As usual, we can blame it on the Greeks. The early philosophers were called Peripatetics – Socrates, Plato, and the crowd – because of their habit of walking around while they disputed. Rousseau walked from Paris to Geneva and back a couple of times (mainly because he could not afford the stagecoach fare). Nietzsche was famous for his long walks in the Alps, especially after his mental break down. Kierkegaard paced the streets of Copenhagen being very glum. The list goes on to include poets galore, not only those who wrote romantic nature poetry, but many others as well. Walking and thinking.

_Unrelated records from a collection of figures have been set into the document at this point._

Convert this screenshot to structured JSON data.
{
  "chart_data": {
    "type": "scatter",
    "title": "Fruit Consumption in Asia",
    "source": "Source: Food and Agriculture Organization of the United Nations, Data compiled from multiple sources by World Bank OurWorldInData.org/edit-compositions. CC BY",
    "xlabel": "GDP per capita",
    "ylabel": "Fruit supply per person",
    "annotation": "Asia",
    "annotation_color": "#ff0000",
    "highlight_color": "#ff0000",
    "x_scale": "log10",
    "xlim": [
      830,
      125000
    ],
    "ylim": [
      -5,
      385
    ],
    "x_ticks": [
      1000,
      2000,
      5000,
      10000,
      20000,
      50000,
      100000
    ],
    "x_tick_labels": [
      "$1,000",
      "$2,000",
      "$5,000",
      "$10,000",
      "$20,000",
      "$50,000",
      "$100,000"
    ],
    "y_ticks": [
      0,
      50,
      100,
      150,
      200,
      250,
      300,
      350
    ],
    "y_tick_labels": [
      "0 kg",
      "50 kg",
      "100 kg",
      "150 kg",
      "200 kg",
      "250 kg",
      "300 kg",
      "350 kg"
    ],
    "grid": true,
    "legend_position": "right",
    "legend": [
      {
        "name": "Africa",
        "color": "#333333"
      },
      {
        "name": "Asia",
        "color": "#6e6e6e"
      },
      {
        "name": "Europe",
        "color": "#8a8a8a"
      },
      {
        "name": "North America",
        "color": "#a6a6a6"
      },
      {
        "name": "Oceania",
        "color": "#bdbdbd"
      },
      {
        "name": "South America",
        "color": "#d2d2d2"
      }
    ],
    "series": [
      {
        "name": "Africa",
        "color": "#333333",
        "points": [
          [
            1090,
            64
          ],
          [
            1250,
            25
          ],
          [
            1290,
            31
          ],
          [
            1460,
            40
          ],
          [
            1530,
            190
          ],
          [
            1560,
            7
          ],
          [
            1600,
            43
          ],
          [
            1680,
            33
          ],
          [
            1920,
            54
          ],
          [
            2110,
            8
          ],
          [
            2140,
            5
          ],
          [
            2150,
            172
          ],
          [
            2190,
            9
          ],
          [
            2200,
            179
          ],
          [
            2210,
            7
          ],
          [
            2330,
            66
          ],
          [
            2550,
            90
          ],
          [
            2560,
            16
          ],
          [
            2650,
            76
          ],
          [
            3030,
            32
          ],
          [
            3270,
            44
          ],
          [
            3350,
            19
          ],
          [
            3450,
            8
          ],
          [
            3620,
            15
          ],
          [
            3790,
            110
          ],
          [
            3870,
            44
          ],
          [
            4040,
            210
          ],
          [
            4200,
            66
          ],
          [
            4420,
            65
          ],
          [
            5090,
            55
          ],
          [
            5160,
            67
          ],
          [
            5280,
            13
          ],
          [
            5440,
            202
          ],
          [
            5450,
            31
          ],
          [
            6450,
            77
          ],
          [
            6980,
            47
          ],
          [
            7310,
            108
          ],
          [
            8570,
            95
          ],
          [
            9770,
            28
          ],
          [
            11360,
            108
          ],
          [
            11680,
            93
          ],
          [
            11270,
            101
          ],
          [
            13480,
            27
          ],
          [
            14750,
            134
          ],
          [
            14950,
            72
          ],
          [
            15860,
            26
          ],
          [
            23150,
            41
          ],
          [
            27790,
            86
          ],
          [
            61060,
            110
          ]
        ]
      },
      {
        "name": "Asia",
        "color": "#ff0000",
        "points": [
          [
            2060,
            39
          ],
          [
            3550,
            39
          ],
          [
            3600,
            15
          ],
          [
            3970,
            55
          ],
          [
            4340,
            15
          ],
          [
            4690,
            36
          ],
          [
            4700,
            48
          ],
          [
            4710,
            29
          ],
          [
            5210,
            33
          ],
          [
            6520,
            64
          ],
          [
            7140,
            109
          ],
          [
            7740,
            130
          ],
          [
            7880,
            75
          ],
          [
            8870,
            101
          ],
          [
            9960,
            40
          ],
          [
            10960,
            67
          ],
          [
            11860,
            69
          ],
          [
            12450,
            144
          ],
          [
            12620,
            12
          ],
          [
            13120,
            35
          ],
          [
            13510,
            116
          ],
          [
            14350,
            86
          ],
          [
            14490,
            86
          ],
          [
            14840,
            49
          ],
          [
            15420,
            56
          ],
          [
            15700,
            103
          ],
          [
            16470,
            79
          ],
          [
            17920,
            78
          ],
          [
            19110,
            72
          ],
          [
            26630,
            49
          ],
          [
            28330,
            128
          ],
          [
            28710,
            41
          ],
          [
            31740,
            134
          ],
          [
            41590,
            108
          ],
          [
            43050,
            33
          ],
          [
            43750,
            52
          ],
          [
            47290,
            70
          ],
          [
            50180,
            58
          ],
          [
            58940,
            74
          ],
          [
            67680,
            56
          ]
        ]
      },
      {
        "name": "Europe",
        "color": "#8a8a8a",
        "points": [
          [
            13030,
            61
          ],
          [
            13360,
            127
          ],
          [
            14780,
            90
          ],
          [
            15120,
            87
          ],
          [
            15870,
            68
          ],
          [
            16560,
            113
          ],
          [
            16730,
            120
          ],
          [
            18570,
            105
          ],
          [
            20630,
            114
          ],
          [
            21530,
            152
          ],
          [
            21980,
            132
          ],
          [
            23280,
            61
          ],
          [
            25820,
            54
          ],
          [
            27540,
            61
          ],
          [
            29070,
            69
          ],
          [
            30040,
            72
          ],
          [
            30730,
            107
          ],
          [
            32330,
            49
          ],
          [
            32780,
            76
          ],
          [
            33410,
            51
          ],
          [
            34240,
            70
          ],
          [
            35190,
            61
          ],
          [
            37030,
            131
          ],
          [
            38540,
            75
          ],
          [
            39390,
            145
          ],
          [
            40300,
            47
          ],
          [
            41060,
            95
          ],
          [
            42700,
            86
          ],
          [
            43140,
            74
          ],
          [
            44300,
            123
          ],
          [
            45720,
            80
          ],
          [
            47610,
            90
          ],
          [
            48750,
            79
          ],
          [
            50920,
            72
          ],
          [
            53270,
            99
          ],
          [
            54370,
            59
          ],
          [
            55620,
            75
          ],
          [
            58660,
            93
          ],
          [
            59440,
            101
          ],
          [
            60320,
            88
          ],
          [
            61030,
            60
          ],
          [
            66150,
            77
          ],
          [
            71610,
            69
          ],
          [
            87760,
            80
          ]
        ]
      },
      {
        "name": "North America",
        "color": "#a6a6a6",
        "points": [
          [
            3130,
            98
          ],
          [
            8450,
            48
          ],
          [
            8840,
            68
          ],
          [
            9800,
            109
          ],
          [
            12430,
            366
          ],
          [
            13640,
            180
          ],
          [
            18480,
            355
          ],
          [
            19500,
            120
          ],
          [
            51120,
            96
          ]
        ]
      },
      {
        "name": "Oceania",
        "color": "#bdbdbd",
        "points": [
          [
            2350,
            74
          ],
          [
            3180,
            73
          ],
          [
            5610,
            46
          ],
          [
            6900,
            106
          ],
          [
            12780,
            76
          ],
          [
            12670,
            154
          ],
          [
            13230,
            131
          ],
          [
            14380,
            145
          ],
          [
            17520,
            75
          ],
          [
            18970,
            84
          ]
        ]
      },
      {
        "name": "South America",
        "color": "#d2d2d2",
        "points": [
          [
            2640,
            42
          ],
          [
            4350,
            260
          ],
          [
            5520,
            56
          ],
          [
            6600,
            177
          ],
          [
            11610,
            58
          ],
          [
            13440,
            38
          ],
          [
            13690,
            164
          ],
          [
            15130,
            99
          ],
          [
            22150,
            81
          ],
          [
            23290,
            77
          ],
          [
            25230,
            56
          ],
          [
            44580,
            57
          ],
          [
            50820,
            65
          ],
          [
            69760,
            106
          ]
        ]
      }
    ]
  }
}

And Jesus walked. He walked everywhere. Those few occasions when he did not walk, when he took a boat or rode a donkey, are so freighted with significance that each alone would require an entire essay. He walked and he talked. Jesus did not walk alone, but was followed about by great crowds who wanted to listen in as he taught his disciples. It must have been very exciting to be in this crowd walking along behind Jesus, getting caught up in the movement to bring in the Kingdom of God. It must have been noisy, dusty, and smelly. With the crowds and the noise, it is no wonder that not everyone heard things well, and we have different versions of the same stories (“Blessed are the cheesemakers,” according to Monty Python).
There were times when Jesus had to walk apart. He had to seek out the quiet and the solitude in the hills to pray and to think, and he walked through the desert for 40 days and nights. Walking and praying.
In one of the most common metaphors we hear, we are invited to walk with Jesus. We walk with Jesus because of the sheer physicality and materiality of walking. The physicality of our own bodies exercising and exerting, sweating and being chilled. We become very aware of our bodies, our embodied existence. And we are reminded that God embodied Jesus with the same strengths and limitations as our bodies. And as he walked Jesus was exercising and exerting, sweating and being chilled.
As we walk, we are reminded of the very materiality of the world around us. On pleasant sunny days, we can glory in the joy of the world. On rainy, snowy, -40 days (we are Rupert’s Landers after all), the physical world is much more “in your face,” and it is difficult to give thanks. As Jesus walked, he pointed to the vines and the vineyards, the workers in the fields, the fig trees, the sheep and the goats and told stories about them. The very material world is also called into the Kingdom of God.
As we exert our bodies and we are stung in the face by blowing snow, we have time to think. We can think about what we are going to have for supper, give thanks for what God has granted us this day, or wonder about the relationship between essence and existence. Or do them all at once.
That is the joy of walking. Our minds can fly to the highest heaven and the deepest problem while remaining connected to the nitty, gritty of the everyday world. We are whole: mind, body, spirit, world all united.